At 4 days post-MCAO, Ninj1 immunoreactivity was markedly increased in infarct penumbras (Fig. 3A) and cores (Fig. 3G). At this time, the numbers of both CD45⁺ (pan-leukocyte marker) and Iba-1⁺ (a marker of cells of myeloid origin) cells were remarkably increased and these cells were accumulated in infarction cores and penumbras. Iba-1⁺ cells were larger than those observed at 1 day post-MCAO (Fig. 2D and J) and were amoeboid in shape, indicating an activated state (Fig. 3C and I). Ninj1 immunoreactivity was found to co-localize with these Iba-1⁺ and CD45⁺ cells in both cortical penumbras (Fig. 3B and C) and cores (Fig. 3H and I), indicating that Ninj1 was mainly induced in activated microglia/macrophages at 4 days post-MCAO. The Ninj1⁺ cells were also merged with RECA-1⁺ cells (Fig. 3D) but Ninj1⁺/MPO-1⁺ cells were rarely detected (data not shown). Similarly, Ninj1 immunoreactivity was hardly detected in NeuN⁺ and in GFAP⁺ cells (Fig. 3E and F). Similar results were obtained at 8 days post-MCAO (data not shown).

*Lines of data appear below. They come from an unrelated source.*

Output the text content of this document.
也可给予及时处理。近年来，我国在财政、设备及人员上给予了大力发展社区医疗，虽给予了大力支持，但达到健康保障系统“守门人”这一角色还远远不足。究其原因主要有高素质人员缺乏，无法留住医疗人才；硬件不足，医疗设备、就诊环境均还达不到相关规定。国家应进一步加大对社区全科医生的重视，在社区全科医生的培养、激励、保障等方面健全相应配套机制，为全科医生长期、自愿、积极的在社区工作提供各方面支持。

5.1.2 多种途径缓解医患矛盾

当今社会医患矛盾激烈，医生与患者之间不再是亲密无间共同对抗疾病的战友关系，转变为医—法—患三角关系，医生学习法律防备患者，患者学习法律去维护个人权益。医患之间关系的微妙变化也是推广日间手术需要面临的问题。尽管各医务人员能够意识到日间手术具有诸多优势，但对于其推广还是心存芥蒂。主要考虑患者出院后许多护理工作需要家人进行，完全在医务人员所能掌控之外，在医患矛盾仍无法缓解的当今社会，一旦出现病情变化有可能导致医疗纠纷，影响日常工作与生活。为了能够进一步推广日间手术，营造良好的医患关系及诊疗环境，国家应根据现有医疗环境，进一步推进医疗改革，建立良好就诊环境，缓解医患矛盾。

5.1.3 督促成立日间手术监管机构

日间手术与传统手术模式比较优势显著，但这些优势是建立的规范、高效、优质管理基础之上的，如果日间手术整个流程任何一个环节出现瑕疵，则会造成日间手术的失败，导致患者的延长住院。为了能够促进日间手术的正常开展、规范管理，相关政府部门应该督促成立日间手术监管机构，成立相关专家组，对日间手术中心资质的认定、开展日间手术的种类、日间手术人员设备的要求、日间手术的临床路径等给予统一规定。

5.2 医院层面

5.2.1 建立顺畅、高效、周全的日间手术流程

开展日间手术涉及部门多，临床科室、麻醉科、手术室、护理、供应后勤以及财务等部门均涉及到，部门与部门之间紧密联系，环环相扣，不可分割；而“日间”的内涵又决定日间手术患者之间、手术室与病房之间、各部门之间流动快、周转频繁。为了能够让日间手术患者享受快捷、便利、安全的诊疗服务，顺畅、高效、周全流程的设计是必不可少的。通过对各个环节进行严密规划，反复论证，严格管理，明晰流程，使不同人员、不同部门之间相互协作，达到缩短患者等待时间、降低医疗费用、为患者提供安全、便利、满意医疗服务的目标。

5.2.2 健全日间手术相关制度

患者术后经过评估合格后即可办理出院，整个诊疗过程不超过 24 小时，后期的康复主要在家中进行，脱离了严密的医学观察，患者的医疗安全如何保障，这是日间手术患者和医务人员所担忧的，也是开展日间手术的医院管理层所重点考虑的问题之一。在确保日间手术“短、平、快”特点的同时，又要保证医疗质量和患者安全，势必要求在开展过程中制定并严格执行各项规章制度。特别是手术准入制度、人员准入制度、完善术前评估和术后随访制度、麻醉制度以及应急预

Ninj1 levels were gradually decreased in cortical penumbras from 8 days to 14 days post-MCAO, but the levels were maintained in cortical cores at 10 days post-MCAO and decreased thereafter (Fig. 1B and C). To determine whether there are changes in cellular distribution of Ninj1 in cortex at 12 days post-MCAO, we conveyed immunohistochemical studies. In cortical penumbras, Ninj1 immunoreactivity was mainly detected in a few CD45⁺ cells but hardly detected in Iba-1⁺ cells at 12 days post-MCAO (Fig. 4B and C). Since, it has been known that in contrast to macrophages, microglia expresses low or intermediate levels of the leukocytes marker CD45, Ninj1 was expressed in reactive macrophages but not in resident microglia in cortical penumbras (Fig. 4B and C). On the contrary, in cortical cores, Ninj1 immunoreactivity was detected both in CD45⁺ and Iba-1⁺ cells, which might be reactive macrophages, and the numbers of merged cells were significantly higher than in cortical penumbra (Fig. 4H and I). Importantly, Ninj1^-/Iba-1⁺ cells displayed ramified morphology (Fig. 4C), indicating that they were in resting state. Ninj1 expression was detected in endothelial cells, but hardly detected in neurons and astrocytes (Fig. 4D-F).